Python regex question

Question

I'm having some problems figuring out a solution to this problem.

I want to read from a file on a per line basis and analyze whether that line has one of two characters (1 or 0). I then need to sum up the value of the line and also find the index value (location) of each of the "1" character instances.

so for example:

 1001

would result in:

line 1=(count:2, pos:[0,3])

I tried a lot of variations of something like this:

r=urllib.urlopen(remote-resouce)
list=[]
for line in lines:
    for m in re.finditer(r'1',line):
        list.append((m.start()))

I'm having two issues:

1) I thought that the best solution would be to iterate through each line and then use a regex finditer function.

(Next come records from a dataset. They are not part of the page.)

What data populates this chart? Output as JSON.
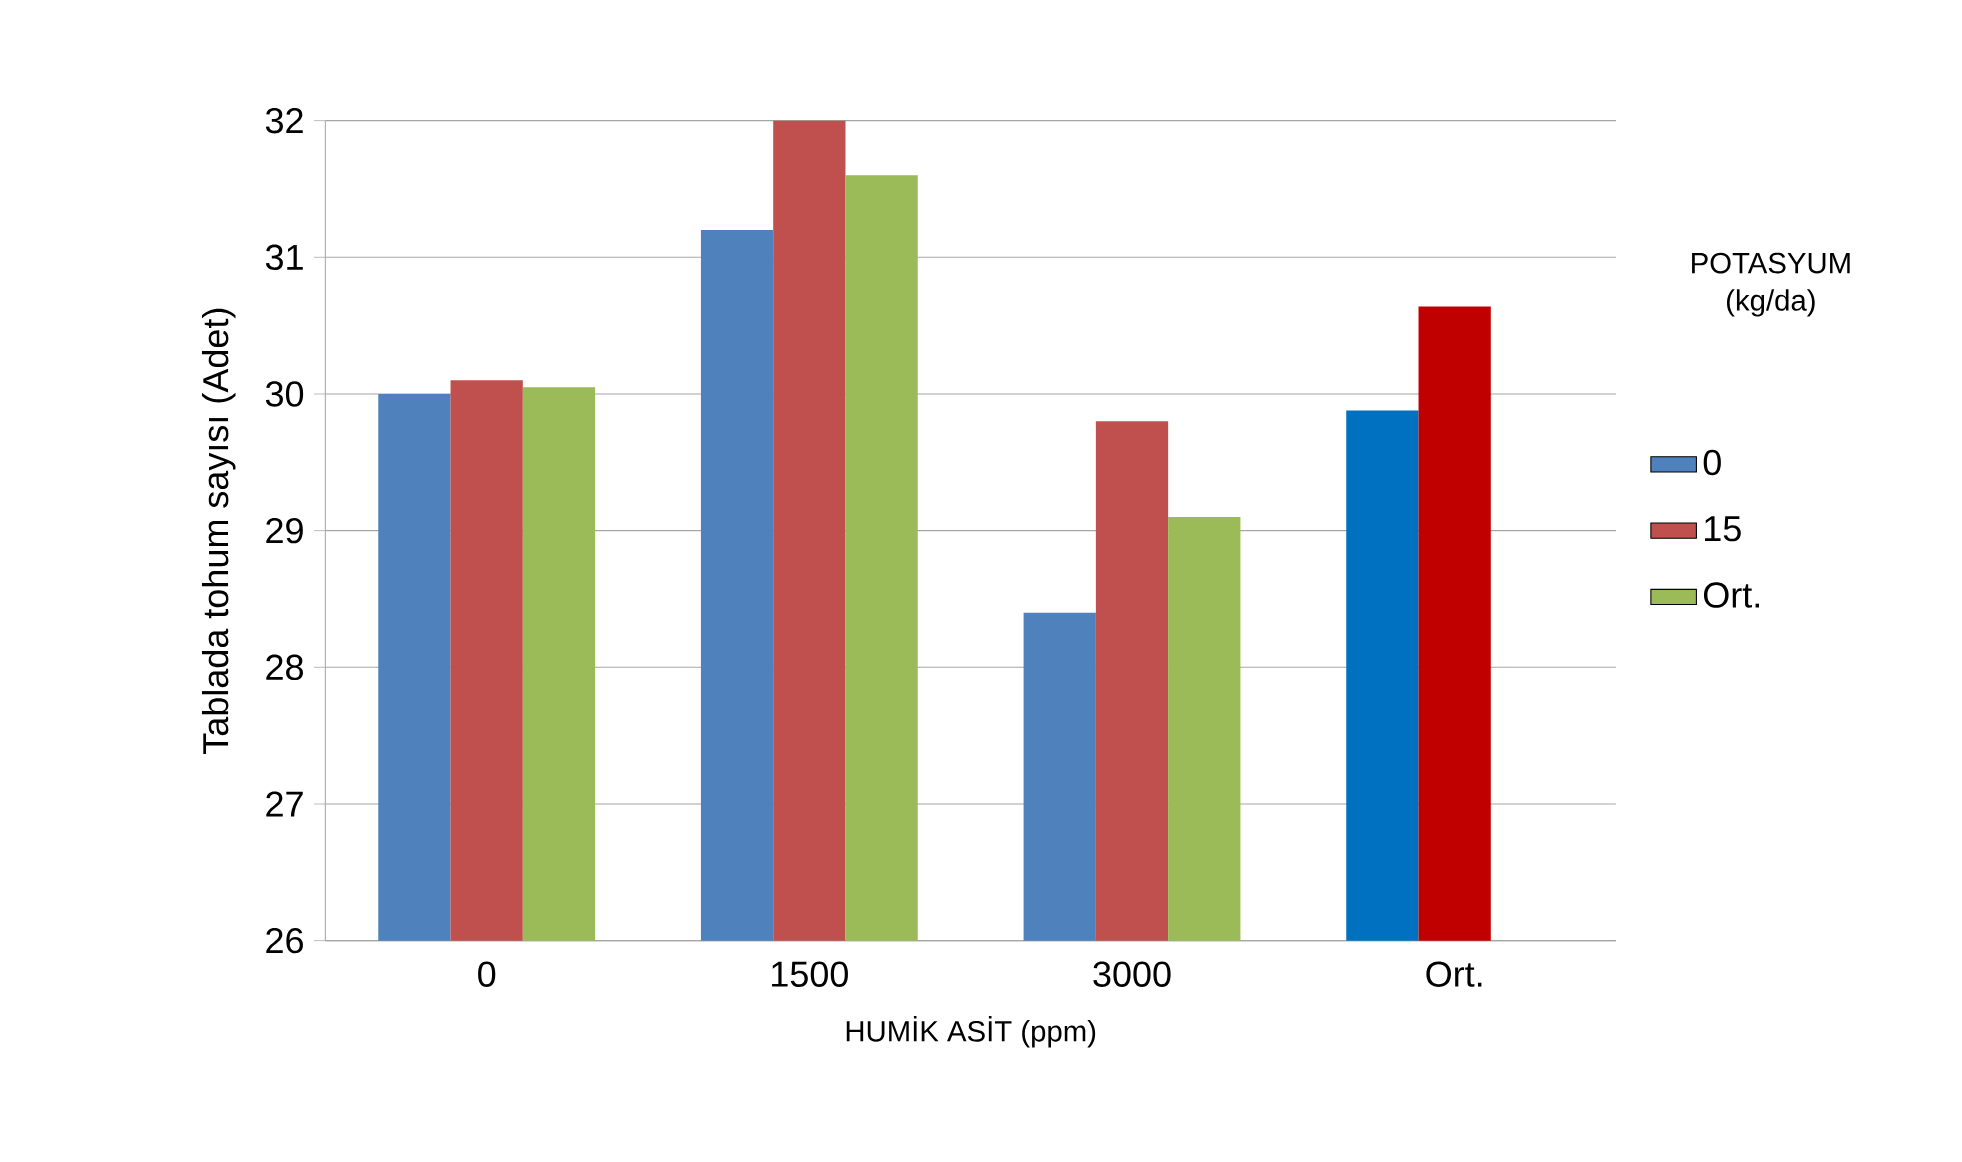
{
  "chart_data": {
    "type": "bar",
    "xlabel": "HUMİK ASİT (ppm)",
    "ylabel": "Tablada tohum sayısı (Adet)",
    "legend_title": "POTASYUM (kg/da)",
    "categories": [
      "0",
      "1500",
      "3000",
      "Ort."
    ],
    "series": [
      {
        "name": "0",
        "color": "#4f81bd",
        "colors": [
          "#4f81bd",
          "#4f81bd",
          "#4f81bd",
          "#0070c0"
        ],
        "values": [
          30.0,
          31.2,
          28.4,
          29.88
        ]
      },
      {
        "name": "15",
        "color": "#c0504d",
        "colors": [
          "#c0504d",
          "#c0504d",
          "#c0504d",
          "#c00000"
        ],
        "values": [
          30.1,
          32.0,
          29.8,
          30.64
        ]
      },
      {
        "name": "Ort.",
        "color": "#9bbb59",
        "values": [
          30.05,
          31.6,
          29.1,
          null
        ]
      }
    ],
    "ylim": [
      26,
      32
    ],
    "yticks": [
      26,
      27,
      28,
      29,
      30,
      31,
      32
    ],
    "grid": "y",
    "legend": "right"
  }
}
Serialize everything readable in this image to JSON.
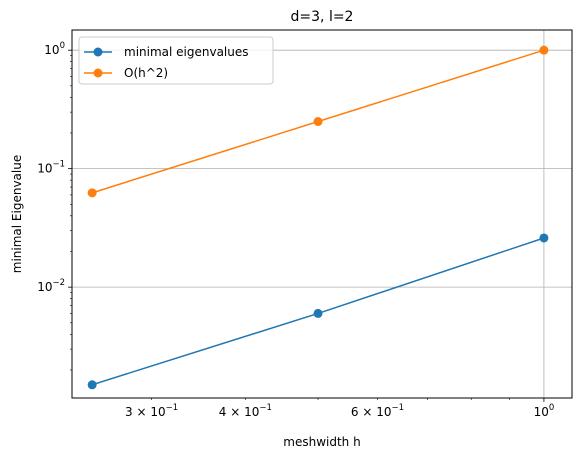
{
  "chart_data": {
    "type": "line",
    "title": "d=3, l=2",
    "xlabel": "meshwidth h",
    "ylabel": "minimal Eigenvalue",
    "xscale": "log",
    "yscale": "log",
    "xlim": [
      0.235,
      1.09
    ],
    "ylim": [
      0.00116,
      1.48
    ],
    "grid": "major",
    "legend": "top-left",
    "x_ticks": [
      {
        "value": 0.3,
        "base": "3 × 10",
        "exp": "−1"
      },
      {
        "value": 0.4,
        "base": "4 × 10",
        "exp": "−1"
      },
      {
        "value": 0.6,
        "base": "6 × 10",
        "exp": "−1"
      },
      {
        "value": 1.0,
        "base": "10",
        "exp": "0"
      }
    ],
    "y_ticks": [
      {
        "value": 0.01,
        "base": "10",
        "exp": "−2"
      },
      {
        "value": 0.1,
        "base": "10",
        "exp": "−1"
      },
      {
        "value": 1.0,
        "base": "10",
        "exp": "0"
      }
    ],
    "series": [
      {
        "name": "minimal eigenvalues",
        "color": "#1f77b4",
        "x": [
          0.25,
          0.5,
          1.0
        ],
        "y": [
          0.0015,
          0.006,
          0.026
        ]
      },
      {
        "name": "O(h^2)",
        "color": "#ff7f0e",
        "x": [
          0.25,
          0.5,
          1.0
        ],
        "y": [
          0.0625,
          0.25,
          1.0
        ]
      }
    ]
  }
}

My issue here is that I keep failing to write a for loop that works. Despite my best efforts, I keep returning the results as one long list, rather than a multidimensional array of dictionaries.

Is this approach the right one? If so, how do I write the correct for loop?

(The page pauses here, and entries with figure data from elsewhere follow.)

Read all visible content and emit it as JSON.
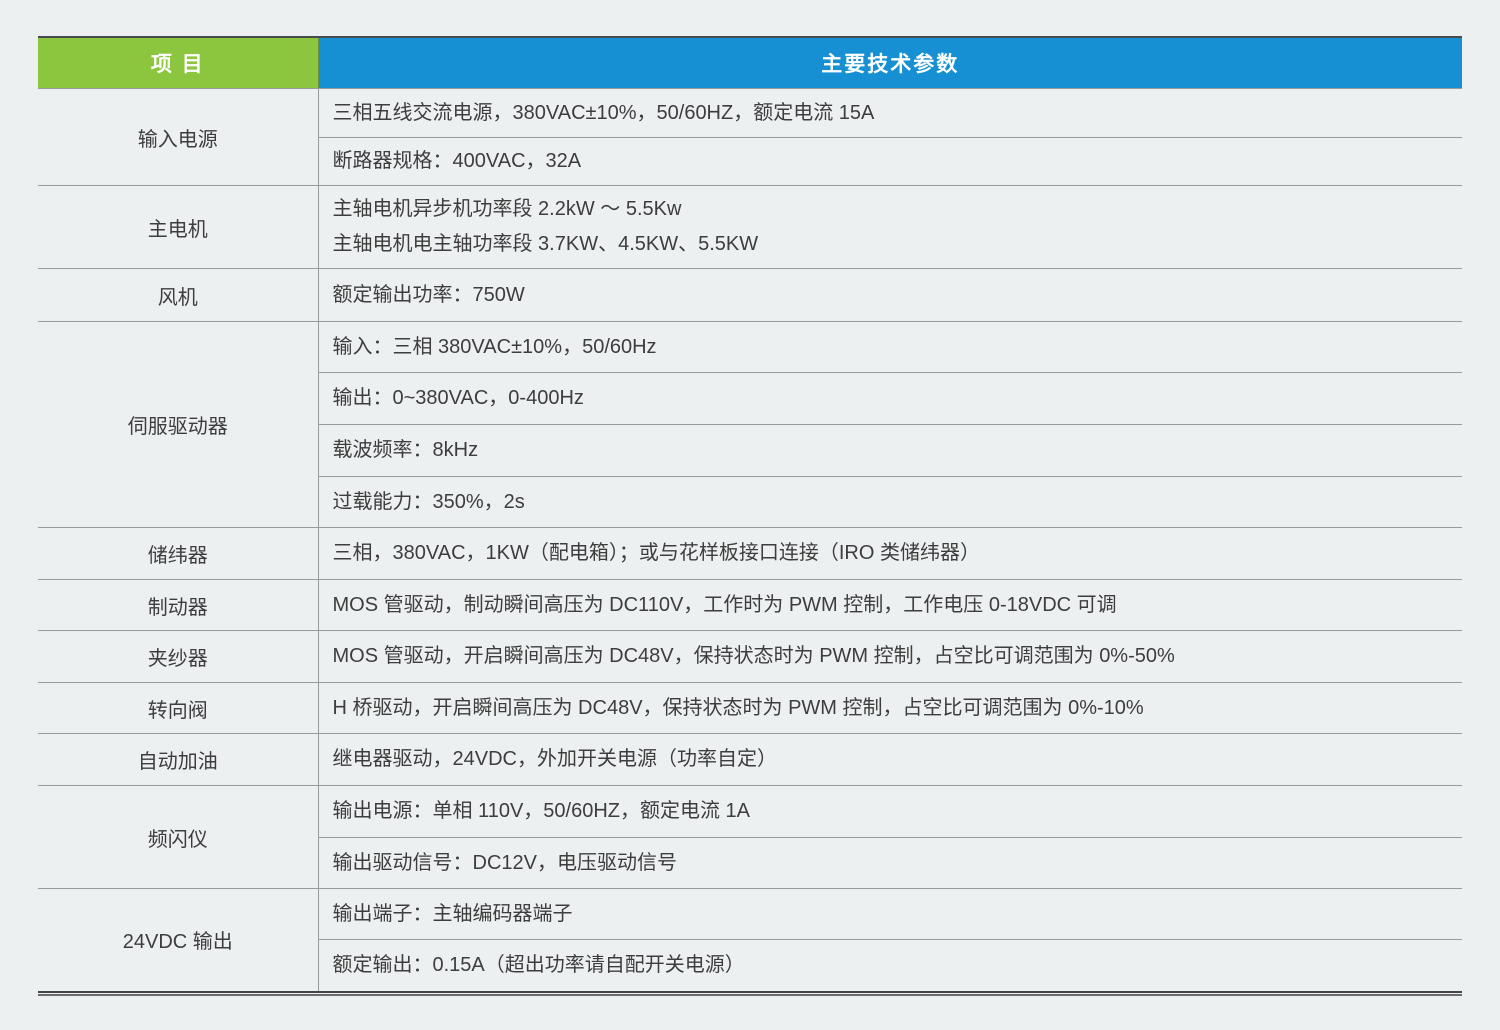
{
  "colors": {
    "item_header_green": "#8cc63e",
    "param_header_blue": "#1690d2",
    "grid_line": "#979b9d",
    "background": "#edf0f1"
  },
  "table": {
    "header": {
      "item_col": "项 目",
      "param_col": "主要技术参数"
    },
    "groups": [
      {
        "item": "输入电源",
        "specs": [
          "三相五线交流电源，380VAC±10%，50/60HZ，额定电流 15A",
          "断路器规格：400VAC，32A"
        ]
      },
      {
        "item": "主电机",
        "specs": [
          "主轴电机异步机功率段 2.2kW ～ 5.5Kw\n主轴电机电主轴功率段 3.7KW、4.5KW、5.5KW"
        ]
      },
      {
        "item": "风机",
        "specs": [
          "额定输出功率：750W"
        ]
      },
      {
        "item": "伺服驱动器",
        "specs": [
          "输入：三相 380VAC±10%，50/60Hz",
          "输出：0~380VAC，0-400Hz",
          "载波频率：8kHz",
          "过载能力：350%，2s"
        ]
      },
      {
        "item": "储纬器",
        "specs": [
          "三相，380VAC，1KW（配电箱）；或与花样板接口连接（IRO 类储纬器）"
        ]
      },
      {
        "item": "制动器",
        "specs": [
          "MOS 管驱动，制动瞬间高压为 DC110V，工作时为 PWM 控制，工作电压 0-18VDC 可调"
        ]
      },
      {
        "item": "夹纱器",
        "specs": [
          "MOS 管驱动，开启瞬间高压为 DC48V，保持状态时为 PWM 控制，占空比可调范围为 0%-50%"
        ]
      },
      {
        "item": "转向阀",
        "specs": [
          "H 桥驱动，开启瞬间高压为 DC48V，保持状态时为 PWM 控制，占空比可调范围为 0%-10%"
        ]
      },
      {
        "item": "自动加油",
        "specs": [
          "继电器驱动，24VDC，外加开关电源（功率自定）"
        ]
      },
      {
        "item": "频闪仪",
        "specs": [
          "输出电源：单相 110V，50/60HZ，额定电流 1A",
          "输出驱动信号：DC12V，电压驱动信号"
        ]
      },
      {
        "item": "24VDC 输出",
        "specs": [
          "输出端子：主轴编码器端子",
          "额定输出：0.15A（超出功率请自配开关电源）"
        ]
      }
    ]
  }
}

If not, what else should I try?

Answer 1

Perhaps do it without regex:

import urllib
url='http://stackoverflow.com/questions/5158168/python-regex-question/5158341'
f=urllib.urlopen(url)
for linenum,line in enumerate(f):
    print(line)
    locations=[pos for pos,char in enumerate(line) if char=='1']
    print('line {n}=(count:{c}, pos:{l})'.format(
        n=linenum,
        c=len(locations),
        l=locations
        ))

Answer 2

Unubtu's code works fine. I tested it on a sample file which also has all 0's for a particular line. Here is the complete code -

#! /usr/bin/python
  2 
  3 # Write a program to read a text file which has 1's and 0's on each line
  4 # For each line count the number of 1's and their position and print it
  5 
  6 import sys
  7 
  8 def countones(infile):
  9   f = open(infile,'r')
 10   for linenum, line in enumerate(f):
 11     locations = [pos for pos,char in enumerate(line) if char == '1']
 12     print('line {n}=(count:{c}, pos:{l})'.format(n=linenum,c=len(locations),l=    locations))
 13 
 14 
 15 def main():
 16   infile = './countones.txt'
 17   countones(infile)
 18 
 19 # Standard boilerplate to call the main() function to begin the program
 20 if __name__ == '__main__':
 21   main()


Input file -

1001
110001
111111
00001
010101
00000

Result -

line 0=(count:2, pos:[0, 3])
line 1=(count:3, pos:[0, 1, 5])
line 2=(count:6, pos:[0, 1, 2, 3, 4, 5])
line 3=(count:1, pos:[4])
line 4=(count:3, pos:[1, 3, 5])
line 5=(count:0, pos:[])

Answer 3

Using regexes here is probably a bad idea. You can see if a 1 or 0 is in a line of text with '0' in line or '1' in line, and you can get the count with line.count('1').

Finding all of the locations of 1s does require iterating through the string, I believe.